King Charles III opened and addressed UK Parliament on 7 November 2023, with the announcement that the UK intends to pass laws that require tech companies to tell them if they plan to introduce new security technologies and how to disable them. His Majesties Government is keen not to lose its access to communications and associated data.
This may seem an outrageous intrusion into the privacy of private citizens. However, it may be interesting to look back to the history of state interference in communications. It was the current King’s name’s sake, Charles I in 1634 who set up the Post Office in the UK, partly to deliver letters but also to “discover wicked designs against the state”. In other words – intercept mail. The power to do this was deemed a Royal Prerogative.
Fast forward to the 20th Century and many of your will be familiar with the story of Alan Turin cracking the German Enigma code by building the first programmable computer. The machine was actually built by a Post Office engineer – Tommy Flowers. In those days the Post Office also provided the telephone network before that was spun off into British Telecom.
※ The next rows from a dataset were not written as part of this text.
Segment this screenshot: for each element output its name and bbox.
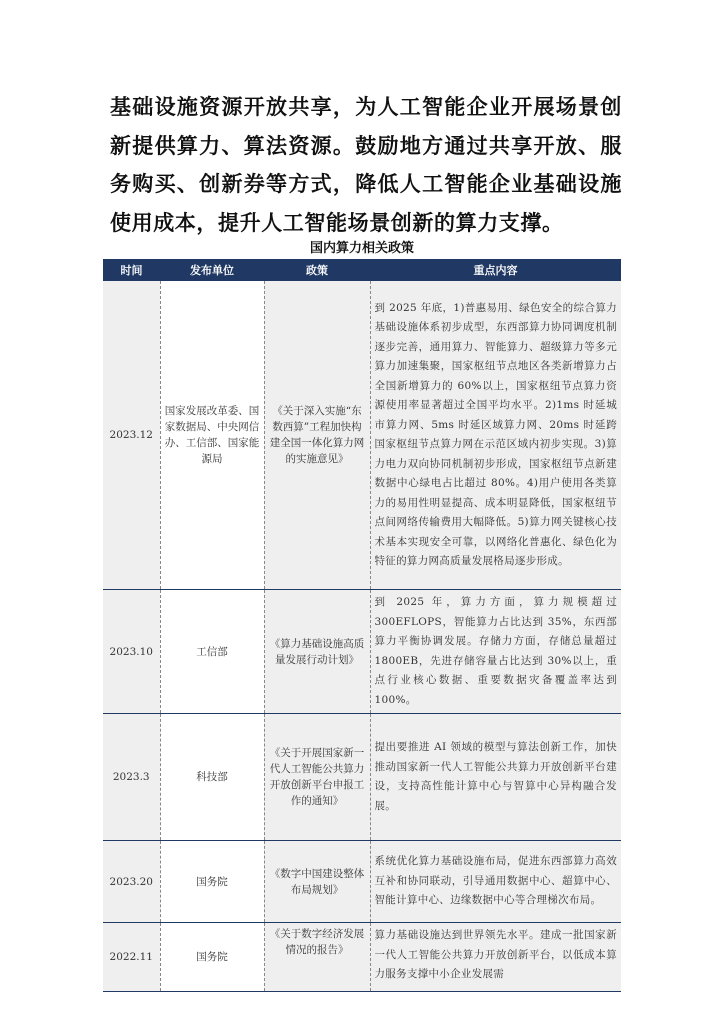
cell-org: 工信部 (160, 590, 264, 714)
cell-key (370, 923, 621, 992)
cell-org: 科技部 (160, 714, 264, 841)
table-row (103, 590, 621, 714)
table-header-row (103, 259, 621, 281)
cell-time: 2023.3 (103, 714, 160, 841)
cell-org: 国务院 (160, 841, 264, 923)
table-row (103, 841, 621, 923)
header-policy: 政策 (264, 259, 370, 281)
cell-policy: 《关于深入实施“东数西算”工程加快构建全国一体化算力网的实施意见》 (264, 281, 370, 590)
cell-key-text: 算力基础设施达到世界领先水平。建成一批国家新一代人工智能公共算力开放创新平台，以低成本算力服务支撑中小企业发展需 (374, 929, 617, 980)
cell-time: 2023.20 (103, 841, 160, 923)
cell-key: 到 2025 年底，1)普惠易用、绿色安全的综合算力基础设施体系初步成型，东西部算力协同调度机制逐步完善，通用算力、智能算力、超级算力等多元算力加速集聚，国家枢纽节点地区各类新增算力占全国新增算力的 60%以上，国家枢纽节点算力资源使用率显著超过全国平均水平。2)1ms 时延城市算力网、5ms 时延区域算力网、20ms 时延跨国家枢纽节点算力网在示范区域内初步实现。3)算力电力双向协同机制初步形成，国家枢纽节点新建数据中心绿电占比超过 80%。4)用户使用各类算力的易用性明显提高、成本明显降低，国家枢纽节点间网络传输费用大幅降低。5)算力网关键核心技术基本实现安全可靠，以网络化普惠化、绿色化为特征的算力网高质量发展格局逐步形成。 (370, 281, 621, 590)
cell-org: 国家发展改革委、国家数据局、中央网信办、工信部、国家能源局 (160, 281, 264, 590)
cell-policy-text: 《关于数字经济发展情况的报告》 (269, 928, 365, 956)
table-title: 国内算力相关政策 (309, 241, 414, 256)
cell-time: 2023.12 (103, 281, 160, 590)
cell-policy: 《关于开展国家新一代人工智能公共算力开放创新平台申报工作的通知》 (264, 714, 370, 841)
cell-key: 提出要推进 AI 领域的模型与算法创新工作，加快推动国家新一代人工智能公共算力开放创新平台建设，支持高性能计算中心与智算中心异构融合发展。 (370, 714, 621, 841)
header-org: 发布单位 (160, 259, 264, 281)
cell-policy: 《数字中国建设整体布局规划》 (264, 841, 370, 923)
cell-org: 国务院 (160, 923, 264, 992)
body-paragraph: 基础设施资源开放共享，为人工智能企业开展场景创新提供算力、算法资源。鼓励地方通过共享开放、服务购买、创新券等方式，降低人工智能企业基础设施使用成本，提升人工智能场景创新的算力支撑。 (110, 94, 622, 235)
header-time: 时间 (103, 259, 160, 281)
header-key: 重点内容 (370, 259, 621, 281)
cell-time: 2022.11 (103, 923, 160, 992)
policy-table (103, 259, 621, 992)
table-row (103, 714, 621, 841)
cell-time: 2023.10 (103, 590, 160, 714)
table-row (103, 281, 621, 590)
cell-key: 系统优化算力基础设施布局，促进东西部算力高效互补和协同联动，引导通用数据中心、超算中心、智能计算中心、边缘数据中心等合理梯次布局。 (370, 841, 621, 923)
cell-key: 到 2025 年，算力方面，算力规模超过 300EFLOPS，智能算力占比达到 35%，东西部算力平衡协调发展。存储力方面，存储总量超过 1800EB，先进存储容量占比达到 30%以上，重点行业核心数据、重要数据灾备覆盖率达到 100%。 (370, 590, 621, 714)
cell-policy: 《算力基础设施高质量发展行动计划》 (264, 590, 370, 714)
table-row (103, 923, 621, 992)
cell-policy (264, 923, 370, 992)
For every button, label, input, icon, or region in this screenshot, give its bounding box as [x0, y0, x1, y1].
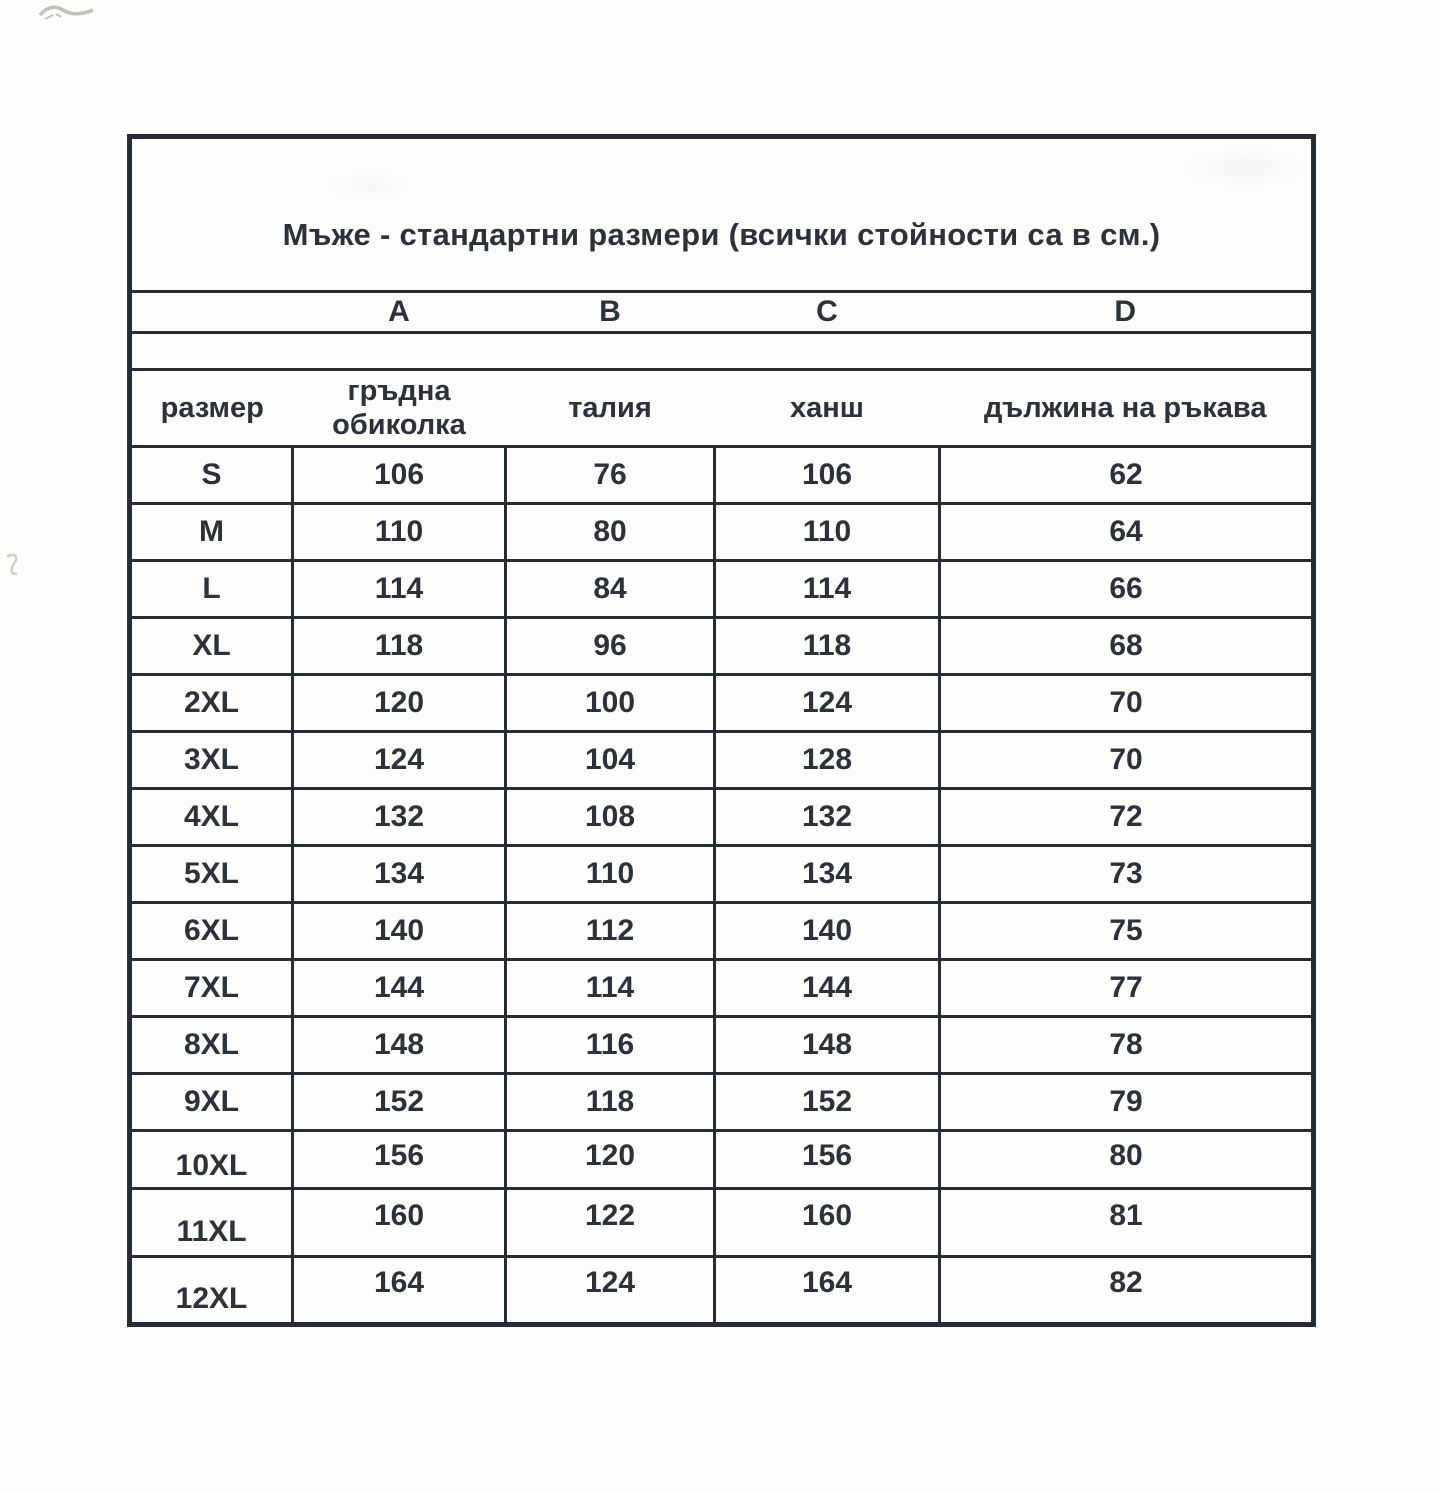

Although Alan Turin has passed into history as a hero, it was his colleague in Hut 6, Gordon Welchman, whose analysis of German Luftwaffe radio message transmissions provided an early breakthrough. Although the content was encrypted, the volume, velocity and location of the transmissions enabled Welchman to predict when the Luftwaffe was about to launch an air raid. His methodology of traffic analysis is a now widely used with cell-phone Call Data Records to penetrate Organised Crime Groups.
So, is it outrageous that the UK’s intends to pass laws enabling them to access communications and its associated data? No, it is just business as usual.